Higher levels of income and educational achievement among U.S. hispanics correlate with English-language use, according to an analysis of Census 2000 data by HispanTelligence, the research arm of Hispanic Business Inc. Put another way, Hispanics who speak English exclusively or are fully bilingual are more likely to enjoy financial success and to graduate from college.
This latter group is larger than many people are apt to believe. More than 75 percent of all U.S. Hispanics either speak English exclusively or are bilingual and speak English well or very well, according to the latest Census figures (see table, "Language Capabilities").
"Those individuals who do not achieve English fluency suffer in the employment market, where these language skills are critical for high-wage jobs," says Adela de la Torre, director of Chicano Studies at the University of California at Davis.
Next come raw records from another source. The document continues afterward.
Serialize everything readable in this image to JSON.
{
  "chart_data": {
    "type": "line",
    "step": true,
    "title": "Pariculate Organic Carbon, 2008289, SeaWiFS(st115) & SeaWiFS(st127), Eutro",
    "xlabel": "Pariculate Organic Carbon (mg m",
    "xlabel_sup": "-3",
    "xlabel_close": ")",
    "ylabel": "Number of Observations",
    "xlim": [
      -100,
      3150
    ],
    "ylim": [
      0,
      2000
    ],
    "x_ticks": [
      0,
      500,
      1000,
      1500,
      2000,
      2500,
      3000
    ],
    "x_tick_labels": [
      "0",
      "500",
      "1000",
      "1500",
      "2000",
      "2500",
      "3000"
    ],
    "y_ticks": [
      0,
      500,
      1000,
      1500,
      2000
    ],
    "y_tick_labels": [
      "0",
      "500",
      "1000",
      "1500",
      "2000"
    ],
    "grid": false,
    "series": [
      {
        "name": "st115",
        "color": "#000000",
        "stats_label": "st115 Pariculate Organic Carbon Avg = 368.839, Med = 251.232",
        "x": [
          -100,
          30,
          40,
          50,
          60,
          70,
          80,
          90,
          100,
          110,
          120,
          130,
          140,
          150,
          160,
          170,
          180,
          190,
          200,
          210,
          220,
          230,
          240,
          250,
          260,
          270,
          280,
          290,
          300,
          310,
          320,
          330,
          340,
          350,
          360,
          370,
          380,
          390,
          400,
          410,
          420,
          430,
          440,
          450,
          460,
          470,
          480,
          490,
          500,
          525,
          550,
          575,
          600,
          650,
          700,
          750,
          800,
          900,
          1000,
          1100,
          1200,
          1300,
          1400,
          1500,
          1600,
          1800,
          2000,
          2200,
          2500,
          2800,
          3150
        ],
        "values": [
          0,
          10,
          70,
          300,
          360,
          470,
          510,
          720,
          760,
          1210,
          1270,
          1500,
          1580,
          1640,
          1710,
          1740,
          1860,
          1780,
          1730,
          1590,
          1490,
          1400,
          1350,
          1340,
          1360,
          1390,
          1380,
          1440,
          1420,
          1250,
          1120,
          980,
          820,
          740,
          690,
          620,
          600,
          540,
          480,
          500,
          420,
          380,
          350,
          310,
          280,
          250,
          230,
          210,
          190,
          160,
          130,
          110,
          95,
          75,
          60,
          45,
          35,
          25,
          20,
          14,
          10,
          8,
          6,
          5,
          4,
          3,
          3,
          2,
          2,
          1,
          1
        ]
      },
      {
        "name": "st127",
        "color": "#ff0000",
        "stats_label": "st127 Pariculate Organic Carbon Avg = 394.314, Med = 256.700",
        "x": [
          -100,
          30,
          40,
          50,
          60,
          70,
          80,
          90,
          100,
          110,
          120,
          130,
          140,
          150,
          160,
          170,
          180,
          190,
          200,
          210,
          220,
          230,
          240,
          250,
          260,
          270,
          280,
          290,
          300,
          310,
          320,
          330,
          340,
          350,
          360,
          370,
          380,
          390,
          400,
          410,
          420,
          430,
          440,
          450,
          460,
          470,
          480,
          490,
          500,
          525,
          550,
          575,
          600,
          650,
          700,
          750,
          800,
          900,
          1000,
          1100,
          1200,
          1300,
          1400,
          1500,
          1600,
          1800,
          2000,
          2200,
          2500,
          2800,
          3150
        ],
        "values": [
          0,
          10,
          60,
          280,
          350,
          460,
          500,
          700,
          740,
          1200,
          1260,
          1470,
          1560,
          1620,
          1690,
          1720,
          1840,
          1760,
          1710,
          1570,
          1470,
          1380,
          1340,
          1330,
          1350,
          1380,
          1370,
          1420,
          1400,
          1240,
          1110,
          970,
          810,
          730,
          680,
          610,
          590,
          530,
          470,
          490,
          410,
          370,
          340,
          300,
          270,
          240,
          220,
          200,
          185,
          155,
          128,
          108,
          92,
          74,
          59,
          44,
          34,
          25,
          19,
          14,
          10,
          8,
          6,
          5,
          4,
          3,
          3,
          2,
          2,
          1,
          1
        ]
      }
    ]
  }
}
At the same time, "psychological research on individual identity, particularly for Latinos, indicates that those Latinos who can maintain their bilingual/bicultural identities are emotionally healthier."
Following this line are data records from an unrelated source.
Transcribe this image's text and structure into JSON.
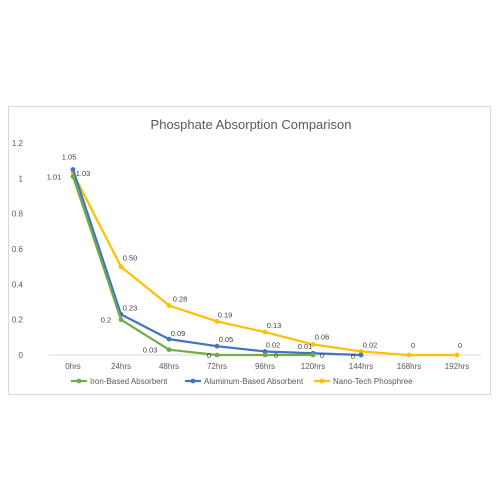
{
  "chart_data": {
    "type": "line",
    "title": "Phosphate Absorption Comparison",
    "xlabel": "",
    "ylabel": "",
    "categories": [
      "0hrs",
      "24hrs",
      "48hrs",
      "72hrs",
      "96hrs",
      "120hrs",
      "144hrs",
      "168hrs",
      "192hrs"
    ],
    "ylim": [
      0,
      1.2
    ],
    "yticks": [
      "0",
      "0.2",
      "0.4",
      "0.6",
      "0.8",
      "1",
      "1.2"
    ],
    "grid": false,
    "legend_position": "bottom",
    "series": [
      {
        "name": "Iron-Based Absorbent",
        "color": "#70ad47",
        "values": [
          1.01,
          0.2,
          0.03,
          0,
          0,
          0,
          null,
          null,
          null
        ],
        "labels": [
          "1.01",
          "0.2",
          "0.03",
          "0",
          "0",
          "0",
          "",
          "",
          ""
        ]
      },
      {
        "name": "Aluminum-Based Absorbent",
        "color": "#4472c4",
        "values": [
          1.05,
          0.23,
          0.09,
          0.05,
          0.02,
          0.01,
          0,
          null,
          null
        ],
        "labels": [
          "1.05",
          "0.23",
          "0.09",
          "0.05",
          "0.02",
          "0.01",
          "0",
          "",
          ""
        ]
      },
      {
        "name": "Nano-Tech Phosphree",
        "color": "#ffc000",
        "values": [
          1.03,
          0.5,
          0.28,
          0.19,
          0.13,
          0.06,
          0.02,
          0,
          0
        ],
        "labels": [
          "1.03",
          "0.50",
          "0.28",
          "0.19",
          "0.13",
          "0.06",
          "0.02",
          "0",
          "0"
        ]
      }
    ]
  }
}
Not surprisingly, a sizeable number of these Hispanics prefer to receive information via English-language media, according to a 2003 study by the Pew Hispanic Center. The study reports that native-born Hispanics expressed an overwhelming preference (71 percent) for English-language media, with another 20 percent choosing both English and Spanish equally.
Language preference among U.S. Hispanics is largely a function of where they were born. Only 10 percent of U.S. native-born Spanish-speakers do not speak English well or at all, according to Census 2000. Among foreign-born Spanish-speakers, however, the proportion with poor to non-existent English-language skills swells to 48 percent.